How women work harder to stay in Congress

 Image source:  Politico
Image source: Politico

By Jeffrey Lazarus

Almost ten years ago, my colleague Amy Steigerwalt and I were writing on congressional earmarks when we noticed an interesting trend: in the years we examined, four of the five most prolific earmarkers in the Senate were women. This finding was quite a surprise, since there were only 13 women in the Senate at the time. We decided to do some more investigating, and sure enough, as a group, female members of Congress secured more money for their states and districts than the men did. 

We then began to investigate whether male and female members of Congress interact with constituents differently from one another in other areas as well. We find that across a range of more than a dozen different interactions – including pork barrel spending, trips to the district, placing staff in the district, and volume of franked mail – as a group women simply do all of them more. The overall message was clear: female members are more closely engaged with their constituents than males are, at virtually every level. 

The more we thought about this finding, the more it made sense. After all, as shown by a host of previous studies, female candidates face a number of obstacles when running for office that men do not. Women do not receive as much media attention, and the media attention they do get is less substantive in nature. Women face better-funded and higher-quality opponents than men. They face gender stereotypes held by voters and other political actors that men do not have to worry about. And even when women overcome these obstacles and get elected, there are a number of socialization factors which combine to induce many female office holders to believe – consciously or unconsciously – that their reelection campaign will be tougher than average.

We thus developed the concept of “gendered vulnerability:” in both perception and reality, female officeholders are more vulnerable to losing reelection than men. The patterns that Amy and I discovered – increased pork barrel spending, extra visits to the district, all of it – is a response to the fact that women have to, or at the very least, believe they have to, work harder to stay in office than men do. Women’s extra attention to constituents is the form that additional work takes.

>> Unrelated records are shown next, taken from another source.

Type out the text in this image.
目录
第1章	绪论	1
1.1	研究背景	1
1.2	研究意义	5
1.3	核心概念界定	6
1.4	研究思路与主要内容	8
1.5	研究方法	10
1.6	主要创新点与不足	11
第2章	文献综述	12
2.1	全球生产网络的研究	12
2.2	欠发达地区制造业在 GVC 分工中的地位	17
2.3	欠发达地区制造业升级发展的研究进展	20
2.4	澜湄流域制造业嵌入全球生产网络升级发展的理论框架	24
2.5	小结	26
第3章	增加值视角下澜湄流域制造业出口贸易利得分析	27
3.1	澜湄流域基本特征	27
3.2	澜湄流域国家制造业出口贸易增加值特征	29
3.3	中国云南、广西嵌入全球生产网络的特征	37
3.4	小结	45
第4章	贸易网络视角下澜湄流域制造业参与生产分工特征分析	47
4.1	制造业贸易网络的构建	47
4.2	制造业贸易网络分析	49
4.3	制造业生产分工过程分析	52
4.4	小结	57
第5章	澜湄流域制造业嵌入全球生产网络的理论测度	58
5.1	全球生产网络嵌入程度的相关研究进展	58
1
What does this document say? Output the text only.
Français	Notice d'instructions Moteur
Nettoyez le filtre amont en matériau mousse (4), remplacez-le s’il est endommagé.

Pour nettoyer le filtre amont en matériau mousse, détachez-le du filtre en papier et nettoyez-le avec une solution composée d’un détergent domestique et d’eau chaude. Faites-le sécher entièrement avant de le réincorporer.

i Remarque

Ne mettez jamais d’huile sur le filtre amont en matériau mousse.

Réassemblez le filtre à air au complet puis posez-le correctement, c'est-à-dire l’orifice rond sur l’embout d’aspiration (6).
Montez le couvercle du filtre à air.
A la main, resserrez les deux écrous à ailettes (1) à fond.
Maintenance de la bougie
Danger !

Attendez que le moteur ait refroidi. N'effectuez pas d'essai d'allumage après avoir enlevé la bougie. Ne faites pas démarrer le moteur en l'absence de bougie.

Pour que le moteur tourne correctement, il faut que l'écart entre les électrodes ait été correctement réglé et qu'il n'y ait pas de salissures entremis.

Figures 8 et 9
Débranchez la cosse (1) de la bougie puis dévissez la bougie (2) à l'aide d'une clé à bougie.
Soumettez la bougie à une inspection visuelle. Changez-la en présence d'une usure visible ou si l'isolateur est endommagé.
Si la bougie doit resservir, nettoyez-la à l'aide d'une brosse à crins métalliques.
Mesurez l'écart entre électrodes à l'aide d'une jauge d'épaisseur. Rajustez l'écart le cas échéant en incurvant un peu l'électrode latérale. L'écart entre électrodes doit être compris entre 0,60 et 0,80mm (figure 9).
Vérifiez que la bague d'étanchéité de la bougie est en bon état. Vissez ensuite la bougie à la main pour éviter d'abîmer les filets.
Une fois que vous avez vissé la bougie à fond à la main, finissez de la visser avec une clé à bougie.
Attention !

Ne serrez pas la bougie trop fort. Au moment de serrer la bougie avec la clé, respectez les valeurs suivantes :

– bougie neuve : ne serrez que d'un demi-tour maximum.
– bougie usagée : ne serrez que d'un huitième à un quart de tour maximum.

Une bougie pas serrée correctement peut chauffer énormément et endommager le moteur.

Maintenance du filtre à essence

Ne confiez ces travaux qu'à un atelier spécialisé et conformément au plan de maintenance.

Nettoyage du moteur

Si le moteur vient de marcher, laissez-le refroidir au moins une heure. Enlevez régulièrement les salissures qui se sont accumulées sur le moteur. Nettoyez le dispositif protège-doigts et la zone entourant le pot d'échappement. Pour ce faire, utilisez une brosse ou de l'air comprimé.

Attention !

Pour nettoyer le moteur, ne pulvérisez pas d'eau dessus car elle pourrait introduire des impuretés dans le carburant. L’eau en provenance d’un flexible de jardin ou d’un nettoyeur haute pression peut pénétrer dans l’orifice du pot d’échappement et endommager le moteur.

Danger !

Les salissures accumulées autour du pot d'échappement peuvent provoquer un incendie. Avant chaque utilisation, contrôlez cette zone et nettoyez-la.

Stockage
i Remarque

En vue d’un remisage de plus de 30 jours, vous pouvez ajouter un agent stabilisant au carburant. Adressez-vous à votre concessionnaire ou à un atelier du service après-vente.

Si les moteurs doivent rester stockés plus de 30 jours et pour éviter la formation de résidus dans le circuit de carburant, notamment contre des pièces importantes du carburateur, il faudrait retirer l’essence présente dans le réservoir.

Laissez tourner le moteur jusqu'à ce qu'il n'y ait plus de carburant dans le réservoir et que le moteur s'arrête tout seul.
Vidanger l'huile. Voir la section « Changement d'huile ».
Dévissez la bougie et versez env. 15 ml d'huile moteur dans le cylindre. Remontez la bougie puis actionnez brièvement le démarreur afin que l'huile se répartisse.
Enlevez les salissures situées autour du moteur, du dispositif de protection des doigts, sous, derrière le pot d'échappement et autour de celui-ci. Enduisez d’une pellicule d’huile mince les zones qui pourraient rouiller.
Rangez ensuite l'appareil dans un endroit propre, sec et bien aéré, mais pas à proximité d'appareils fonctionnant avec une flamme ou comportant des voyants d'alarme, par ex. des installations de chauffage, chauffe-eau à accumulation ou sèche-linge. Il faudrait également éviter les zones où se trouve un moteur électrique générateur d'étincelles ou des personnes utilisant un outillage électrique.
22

Gendered vulnerability also has consequences that are more substantively important. With respect to policy, female members hew closer than males to what their constituents want. Women are more likely to write and introduce bills in the policy areas their voters most care about; and they are also more likely to sit on committees reflecting these district concerns and needs. Perhaps most important, when members of Congress vote on bills and other matters, women stick closer to what their constituents want than men do. Amy and I also find that this increased substantive representation exists across the panoply of issues areas Congress considers and is not just limited to “women’s issues.” In other words, the result of gendered vulnerability is that female members better substantively represent all of their constituents’ interests.

Does this make women better overall representatives than men? In some ways yes, and in other ways no.  If you are a voter, having your member pay more attention to you – write more letters, visit more often, etc., — is always a good thing. And women’s tendency to reflect their voters’ policy preferences certainly makes them better delegates. But there are potential costs: Some female members spend so much time working on their voters’ issues that they have a hard time branching out and working on things they might care more about. Spending so much time focused on placating voters might also prevent women from achieving goals situated within Congress, such as passing broad national legislation, or moving up the leadership ladder. And even voters might not always be pleased – what if voters clamor for a policy or action which their member knows in the long run won’t turn out well? Female Congress members will have a harder time resisting their voters’ preferences here, too. 

Our research thus both answers some important questions and raises others. First and foremost, we find evidence that gender differences exist across the multitude of activities members of Congress engage in: female members attend more to constituent demands and better represent their constituents’ interests. Due to their more treacherous reelection landscape, women’s gendered vulnerability results in them prioritizing their constituents in a manner that is noticeably distinct from their male counterparts. However, our research raises important questions about what we want out of our representatives (do we send them to Washington to act as delegates or trustees?) as well as the policy implications of female members’ constituent-skewed allocation of their time. Even as women increasingly run and win elected offices, the perception of gendered vulnerability across female legislators, old and young, in safe and unsafe seats, remains strong and suggests we will have to continue to grapple with both the benefits and costs for years to come.

Jeffrey Lazarus is an associate professor of political science at Georgia State University.  Gendered Vulnerability: How Women Work Harder to Stay in Office will be available from Michigan University Press on March 4, 2018.